Bad timing aside, the film certainly has a degree of originality in its favour. In October 1969, a Brooklyn firefighter named Frank Sullivan (Dennis Quaid) plays with his ham radio and, to his astonishment, makes contact with his son John (The Thin Red Line‘s Jim Caviezel), a cop who is playing with the same ham radio exactly 30 years in the future. They apparently owe this odd encounter to a couple of solar flares, and the resulting aurora borealis, in each of their eras.
One can’t help wondering what Krzysztof Kiewslowski or another master of metaphysical storytelling would have done with this premise. But this is a Hollywood movie, and that means we can’t spend any time dawdling on deep existential mysteries. Instead, there must be action, clearly defined crises to resolve, frantic attempts to save people’s lives, and ideally some sort of mystery involving a serial killer. And along the way, John must find personal healing.
It turns out Frank has hooked up with his son the day before he was fated to die in the line of duty. But John, still suffering the trauma of growing up without a dad, gives Frank a crucial piece of information that ends up saving Frank’s life, at least temporarily. This sequence drags on a bit, as the audience is treated to an extended montage of flashbacks and flashforwards: 30 years of altered history are compressed into a minute or two and set to a swollen score, courtesy of composer Michael Kamen.

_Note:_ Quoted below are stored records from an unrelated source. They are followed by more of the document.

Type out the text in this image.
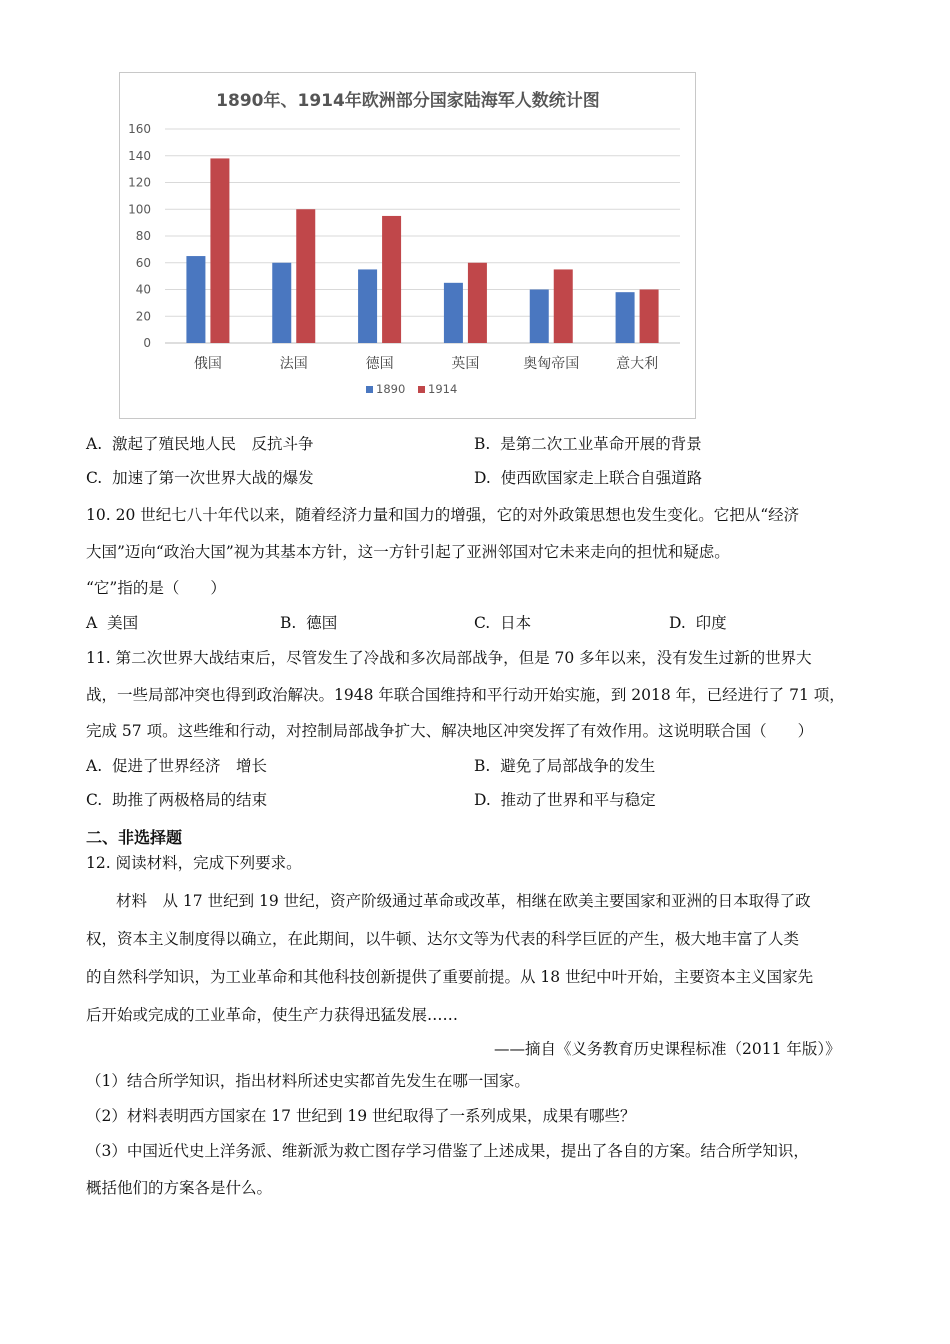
1890年、1914年欧洲部分国家陆海军人数统计图
0
20
40
60
80
100
120
140
160
俄国	法国	德国	英国	奥匈帝国	意大利
1890 1914
A. 激起了殖民地人民　反抗斗争	B. 是第二次工业革命开展的背景
C. 加速了第一次世界大战的爆发	D. 使西欧国家走上联合自强道路
10. 20 世纪七八十年代以来，随着经济力量和国力的增强，它的对外政策思想也发生变化。它把从“经济
大国”迈向“政治大国”视为其基本方针，这一方针引起了亚洲邻国对它未来走向的担忧和疑虑。
“它”指的是（　　）
A 美国	B. 德国	C. 日本	D. 印度
11. 第二次世界大战结束后，尽管发生了冷战和多次局部战争，但是 70 多年以来，没有发生过新的世界大
战，一些局部冲突也得到政治解决。1948 年联合国维持和平行动开始实施，到 2018 年，已经进行了 71 项，
完成 57 项。这些维和行动，对控制局部战争扩大、解决地区冲突发挥了有效作用。这说明联合国（　　）
A. 促进了世界经济　增长	B. 避免了局部战争的发生
C. 助推了两极格局的结束	D. 推动了世界和平与稳定
二、非选择题
12. 阅读材料，完成下列要求。
材料　从 17 世纪到 19 世纪，资产阶级通过革命或改革，相继在欧美主要国家和亚洲的日本取得了政
权，资本主义制度得以确立，在此期间，以牛顿、达尔文等为代表的科学巨匠的产生，极大地丰富了人类
的自然科学知识，为工业革命和其他科技创新提供了重要前提。从 18 世纪中叶开始，主要资本主义国家先
后开始或完成的工业革命，使生产力获得迅猛发展……
——摘自《义务教育历史课程标准（2011 年版）》
（1）结合所学知识，指出材料所述史实都首先发生在哪一国家。
（2）材料表明西方国家在 17 世纪到 19 世纪取得了一系列成果，成果有哪些？
（3）中国近代史上洋务派、维新派为救亡图存学习借鉴了上述成果，提出了各自的方案。结合所学知识，
概括他们的方案各是什么。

Not that that has to be a problem. Griping about the many paradoxes in a film like this can be one of the main reasons for seeing it, if you’re a time-travel buff. It’s also fun to see Dennis Quaid, looking a bit grizzled with age, return to the sort of what-if science-fiction film that defined his career in the mid-1980s (think Dreamscape or Innerspace).
But as the film progresses, father and son become increasingly preoccupied with finding the aforementioned killer, and these bits of the story feel like warmed-over TV fare. (The presence of Homicide‘s Andre Braugher as yet another cop doesn’t help.) Director Gregory Hoblit, who worked on Hill Street Blues and NYPD Blue before turning to big-screen police stories like Fallen, handles this material competently enough. But I would have been a lot happier if, in the spirit of our times, the film had dropped all those tired old plot mechanics and simply allowed the guys to bond.